As seen above, the Karnataka High Court in the G4S case held that contribution under Provident Fund Act must be paid on Minimum wages. However a conflicting view is seen in the judgement of the High Court of Punjab and Haryana in Asstt. Provident Fund Commissioner v. G4S Security Services (India) Ltd. and Anr., as decided on01.02.2011. The said High Court had already completely refuted the claim of the Provident Fund Dept. regarding essentiality of considering rates of minimum wages for calculation of the Contribution under Provident Fund Act  (as contemplated under the said Circular). The Court has opined that the objects and reasons of the Minimum Wages Act (MWA) & Provident Funds Act are manifestly different and the definition of the ‘basic wages’ under both statutes are distinct.

But, the Gwalior Bench of MP High Court in Montage Enterprises Pvt. Ltd. v/s Employees Provident Fund Indore & Anr., WP/1857/2011 and the Madras High Court in Reynolds India Pvt. Ltd. & Ors. v. RPFC & Ors., WP 15283/2010 have further amplified the ambit of the ingredients to be included for calculation of Contribution under Provident Fund Act and have laid down that certain allowances like Conveyance/Transportation allowance, Special Allowance etc. must be included in “Basic Wages” for the purpose of Provident Fund liabilities if the same are being uniformly, necessarily and ordinarily to all employees across the Board. These judgements, however, have been referred to larger benches.

The A.P. High Court, however, on 29/09/2011 in M/s. Hyderabad Industries Limited v. Employees’ Provident Fund Organisation, W.P. 23478 of 2011, has stayed all further actions pursuant to the said Circular dated 23.05.2011. Delhi High Court as well in Central Association of Private Security Industries v.
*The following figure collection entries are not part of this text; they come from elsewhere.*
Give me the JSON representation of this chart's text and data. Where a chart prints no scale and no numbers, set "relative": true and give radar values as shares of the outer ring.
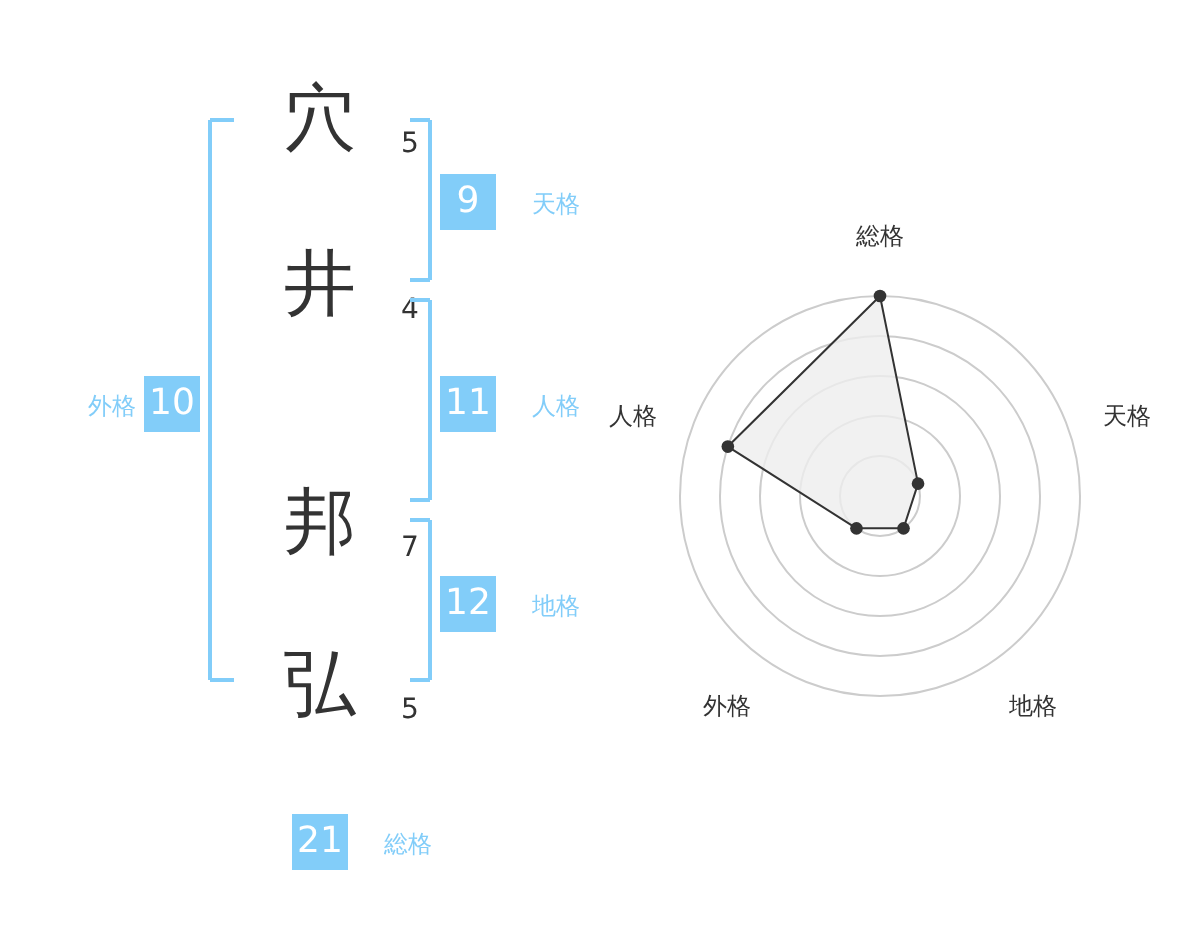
{
  "chart_data": [
    {
      "type": "other",
      "categories": [
        "穴",
        "井",
        "邦",
        "弘"
      ],
      "values": [
        5,
        4,
        7,
        5
      ],
      "data_labels": true,
      "color": "#82cdf9",
      "annotations": [
        "9",
        "天格",
        "11",
        "人格",
        "12",
        "地格",
        "10",
        "外格",
        "21",
        "総格"
      ]
    },
    {
      "type": "radar",
      "categories": [
        "総格",
        "天格",
        "地格",
        "外格",
        "人格"
      ],
      "relative": true,
      "grid": true,
      "marker": "circle",
      "series": [
        {
          "color": "#333333",
          "values": [
            1,
            0.2,
            0.2,
            0.2,
            0.8
          ]
        }
      ]
    }
  ]
}
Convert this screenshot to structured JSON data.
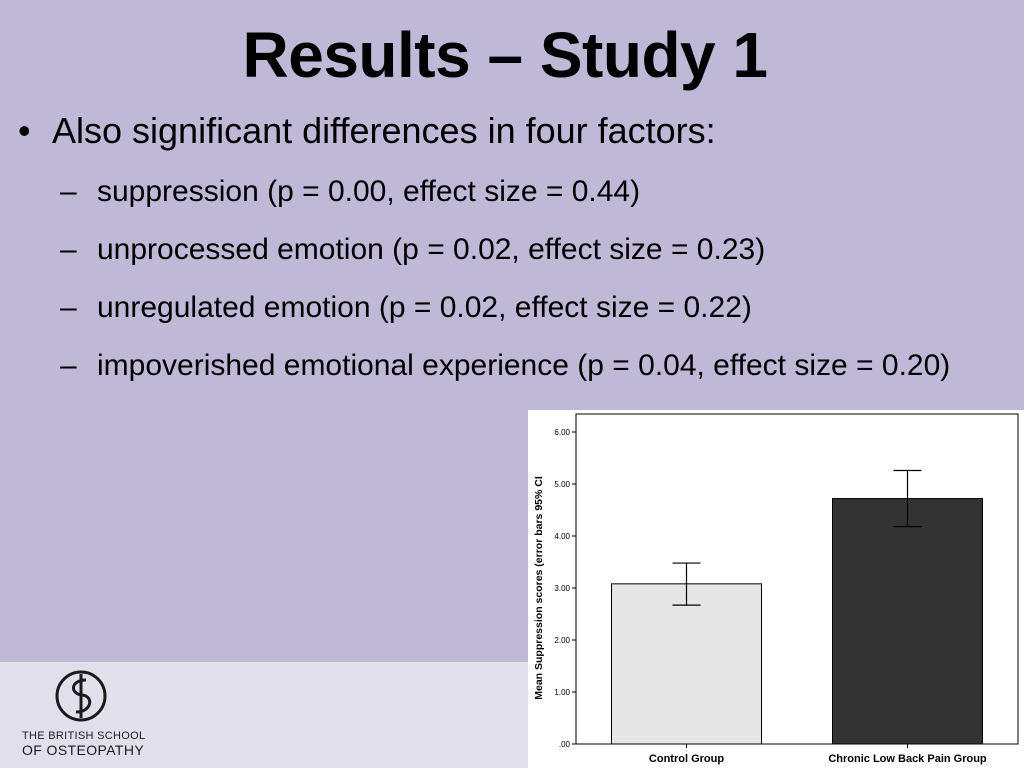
{
  "slide": {
    "title": "Results – Study 1",
    "bullet_marker": "•",
    "main_bullet": "Also significant differences in four factors:",
    "sub_bullets": [
      {
        "dash": "–",
        "text": "suppression (p = 0.00, effect size = 0.44)"
      },
      {
        "dash": "–",
        "text": "unprocessed emotion (p = 0.02, effect size = 0.23)"
      },
      {
        "dash": "–",
        "text": "unregulated emotion (p = 0.02, effect size = 0.22)"
      },
      {
        "dash": "–",
        "text": "impoverished emotional experience (p = 0.04, effect size = 0.20)"
      }
    ]
  },
  "logo": {
    "line1": "THE BRITISH SCHOOL",
    "line2": "OF OSTEOPATHY"
  },
  "colors": {
    "slide_background": "#bfb8d6",
    "footer_band": "#e2dfed",
    "control_bar": "#e6e6e6",
    "pain_bar": "#333333"
  },
  "chart_data": {
    "type": "bar",
    "categories": [
      "Control Group",
      "Chronic Low Back Pain Group"
    ],
    "values": [
      3.08,
      4.72
    ],
    "error_low": [
      2.67,
      4.18
    ],
    "error_high": [
      3.48,
      5.26
    ],
    "ylabel": "Mean Suppression scores (error bars 95% CI",
    "xlabel": "",
    "ylim": [
      0,
      6
    ],
    "yticks": [
      ".00",
      "1.00",
      "2.00",
      "3.00",
      "4.00",
      "5.00",
      "6.00"
    ],
    "grid": false
  }
}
Ministry of Labour & Employment & Ors. WP No. 6333/2011on 30.08.2011 has ordered to keep the said Circular dated 23/05/2011 in abeyance till the date of next hearing. This shows that the legality of the said Notification is questionable.

IV. Our views on the issue -

Keeping in mind the divergent views of the Court & uncertainty of outcomes of Judgments, an employer is expected to take a call. It is quite likely that High Courts may not accept the contention of the Provident Fund Dept. But in the mean time if the employer decides to include allowances while calculating Contribution under Provident Fund Act, he may have to continue to pay similar Contribution even if the Judgment sets aside the circular. However, if the validity of the circular is accepted by the Courts the employer will be protected from payment of retrospective fines.

NOTE – In the event that the said impugned circular is held unlawful by the High Courts, employers must keep in mind that the Karnataka High Court judgement in Group 4 Securities Guarding Ltd Vs. RPFC shall still hold good and the RPFC can go into the terms and conditions of employment/employment contract to determine whether splitting/bifurcation of the wages into various allowances by the employer is with the intention to reduce the contribution under Provident Fund Act by subterfuge for the employee’s welfare.

It is therefore of utmost importance that employers ensure that the terms and conditions of the employment contract are drafted and followed in such a manner that no liability shall arise in the future.